Like all language features, case systems do also evolve, and it's quite common for there to be variation in case use between different dialects of a language, or e.g. between literary and colloquial language, but (at least from a descriptive viewpoint) this is not so much incorrect as simply different usage. In any case (pun not intended), there does not appear to be any clear tendency for case loss in colloquial or "uneducated" language; sometimes colloquial speech does lose case distinctions that are preserved in literary usage, but sometimes it also innovates new case patterns, or new uses for existing cases.
For example, as noted by Anixx, colloquial Russian sometimes applies case markers to words that are indeclinable according to traditional literary grammar.
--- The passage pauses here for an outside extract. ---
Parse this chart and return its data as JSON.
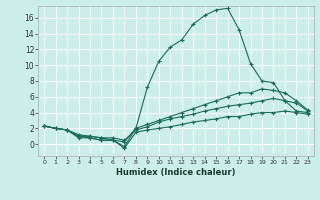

Similarly, from personal experience, I can attest that the case system in casual spoken Finnish is not significantly simpler or less expressive than in formal literary usage, despite the significant morphological and even grammatical differences between the two.1
The Vulgar Latin that you mentioned, and the Romance languages that evolved from it, are something of an interesting special case. While it's true that there's a strong tendency among these languages to simplify the noun gender and case system they inherited from Latin (while, at the same time, innovating several new grammatical features not found in classical Latin, such as definite articles), this process is best understood in the context of the significant linguistic mixing of spoken Latin with the indigenous (e.g. Celtic) languages of the local population during the expansion of the Roman empire, and later with the Germanic languages spoken by invaders during its decline. It's not so much that uneducated Latin-speakers just spontaneously started simplifying the language, but that the simplified Vulgar language evolved from the speech of people speaking Latin as a second language (and, often, learning it from people already speaking a vernacular version of it, with strong external influences), in a process not entirely unlike creolization.
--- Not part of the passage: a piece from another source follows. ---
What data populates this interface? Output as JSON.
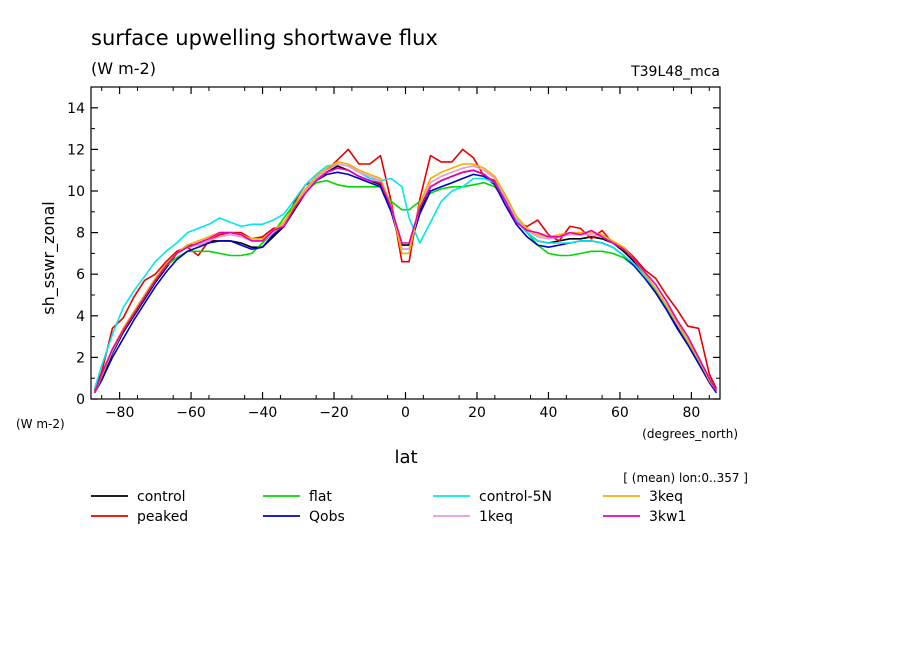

In fact, as DavidC notes, inconsistent and/or radically simplified case usage tends to be characteristic not so much of uneducated speakers, but of non-native speakers whose first language has a weak (or significantly different) case system compared to the language they are trying to speak. This is because such speakers are unaccustomed to paying attention to case as a grammatical feature (or to the specific case structure of the language in question), and thus have trouble fitting it into their mental framework.
For instance, English uses prepositions and word order to mark many of the grammatical distinctions that several other languages mark using noun cases. As an instructive experiment, one might try to invert the situation, and consider the difficulties encountered by a native speaker of some language with a loose word order and few prepositions, when they attempt to learn English. For example, where a fluent English-speaker would say "Did you go to the theater?", such a person might come up with, for example, "Went you theater?" This is not a mistake any native speaker (past the age where they're capable of formulating coherent sentences at all, anyway) would make, but for a person just learning English as a second language, it could be quite plausible.
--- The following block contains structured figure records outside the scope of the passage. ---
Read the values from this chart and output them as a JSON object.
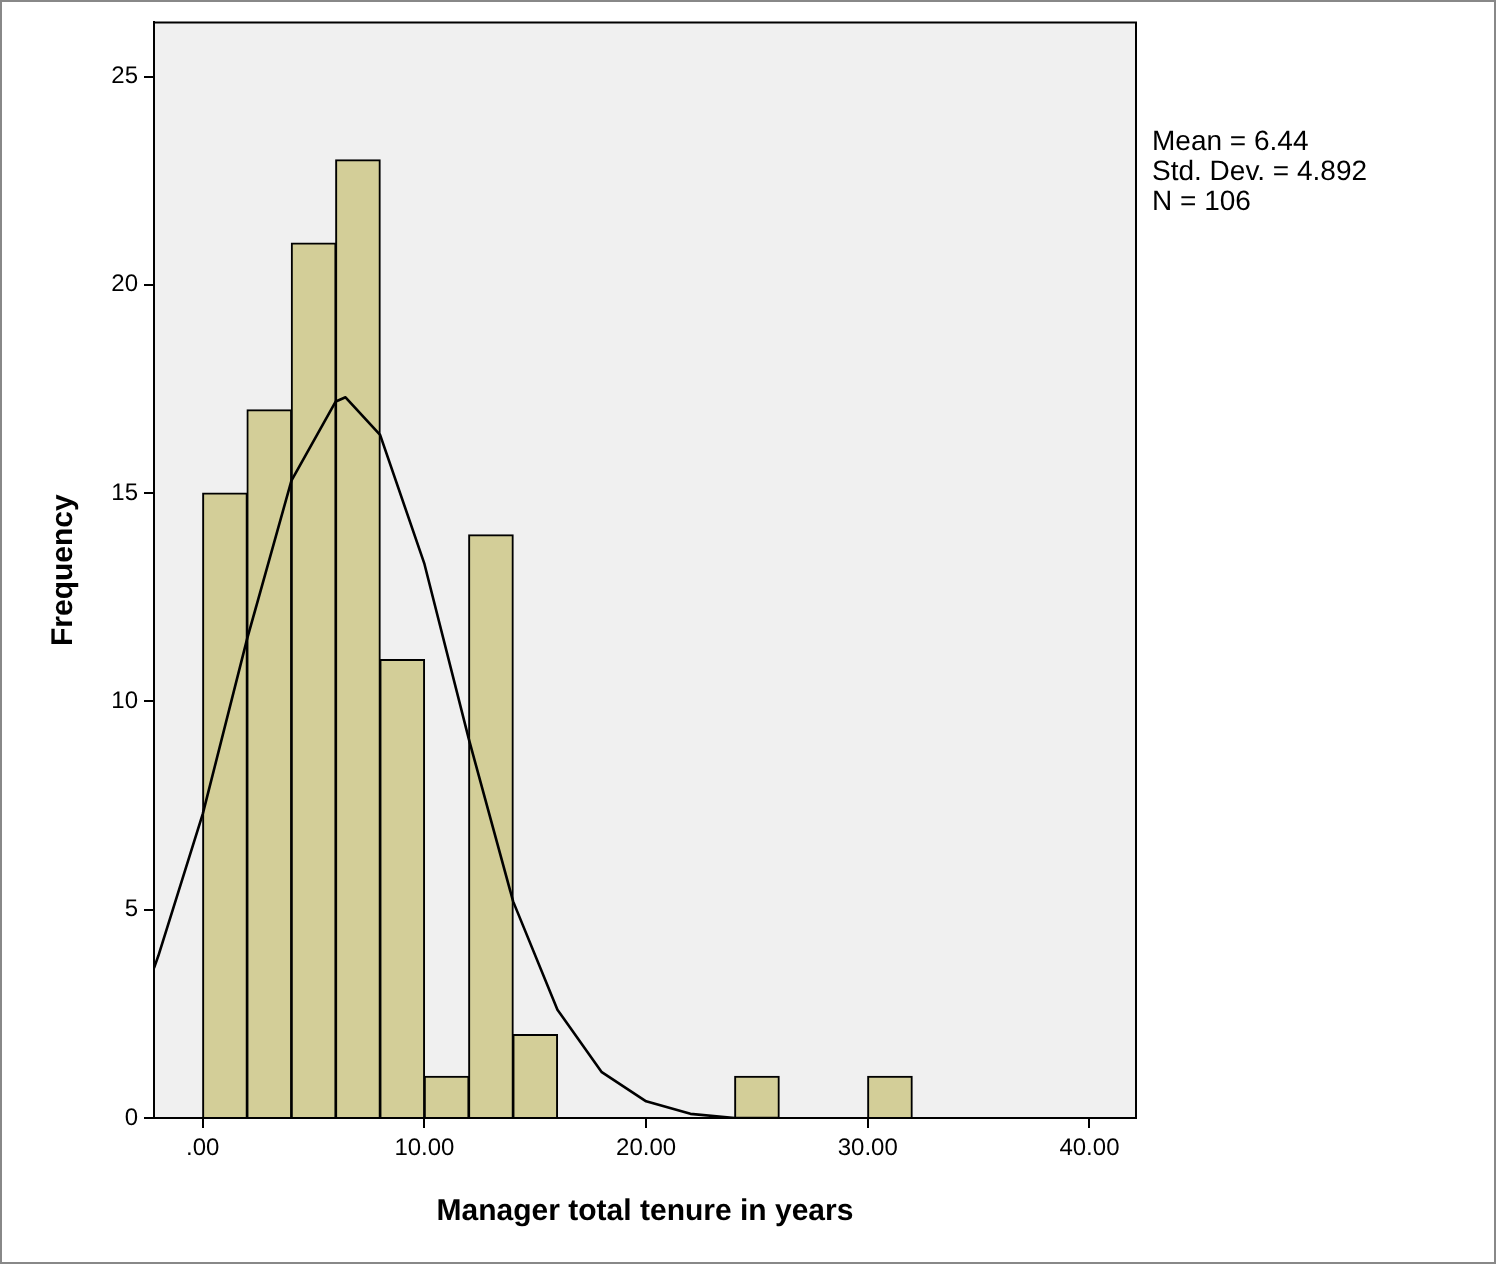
{
  "chart_data": {
    "type": "histogram",
    "xlabel": "Manager total tenure in years",
    "ylabel": "Frequency",
    "bins": [
      0,
      2,
      4,
      6,
      8,
      10,
      12,
      14,
      16,
      18,
      20,
      22,
      24,
      26,
      28,
      30,
      32
    ],
    "values": [
      15,
      17,
      21,
      23,
      11,
      1,
      14,
      2,
      0,
      0,
      0,
      0,
      1,
      0,
      0,
      1
    ],
    "color": "#d3ce98",
    "series": [
      {
        "type": "line",
        "color": "#000000",
        "marker": "none",
        "x": [
          -2.2,
          -2,
          0,
          2,
          4,
          6,
          6.44,
          8,
          10,
          12,
          14,
          16,
          18,
          20,
          22,
          24,
          26
        ],
        "values": [
          3.6,
          3.9,
          7.3,
          11.5,
          15.3,
          17.2,
          17.3,
          16.4,
          13.3,
          9.1,
          5.2,
          2.6,
          1.1,
          0.4,
          0.1,
          0,
          0
        ]
      }
    ],
    "xlim": [
      -2.2,
      42.1
    ],
    "xticks": [
      {
        "value": 0,
        "label": ".00"
      },
      {
        "value": 10,
        "label": "10.00"
      },
      {
        "value": 20,
        "label": "20.00"
      },
      {
        "value": 30,
        "label": "30.00"
      },
      {
        "value": 40,
        "label": "40.00"
      }
    ],
    "ylim": [
      0,
      26.3
    ],
    "yticks": [
      0,
      5,
      10,
      15,
      20,
      25
    ],
    "grid": false,
    "legend": false,
    "annotations": [
      "Mean = 6.44",
      "Std. Dev. = 4.892",
      "N = 106"
    ]
  }
}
Similarly, where a fluent English-speaker would speak of going in a hurry by car to the show at the theater in the town by the lake, a non-native speaker unused to English prepositions might say they were going e.g. at a hurry in a car at the show in the theater at the town off the lake. Again, most native speakers would immediately see that something was wrong with that sentence, even though it's mostly understandable, but a non-native speaker unfamiliar with English grammar could easily have trouble picking the correct prepositions for phrases like that, just as an English-speaker unfamiliar with noun cases might have trouble picking the correct cases when speaking e.g. German or Russian or Finnish.
1) In fact, while colloquial Finnish has all but lost several grammatical features of the literary language, such as the possessive suffixes, the noun cases — of which Finnish has 15 or so — remain relatively unchanged (except for some morphological variation). The rare instrumental cases (abessive, comitative and instructive) do tend to get replaced by adpositions or other alternative constructions in casual speech, except in certain fixed expressions, but they're not very common in literary usage, either. On the other hand, modern spoken Finnish may be in the process of innovating a new comitative case ending: in casual speech (as well as in some traditional dialects), the postposition kanssa ("with") commonly contracts to kaa, and, especially when unstressed, often merges into the preceding noun as a clitic -kaa (e.g. colloq. tuu munkaa = "come with me"). When used so, it could be loosely analyzed as a novel case marker, even though it lacks several grammatical features of the "true" Finnish noun cases, such as case agreement between nouns and adjectives. Notably, the closely related Estonian language appears to have gone through essentially the same process several hundred years ago to acquire its current comitative case marker -ga.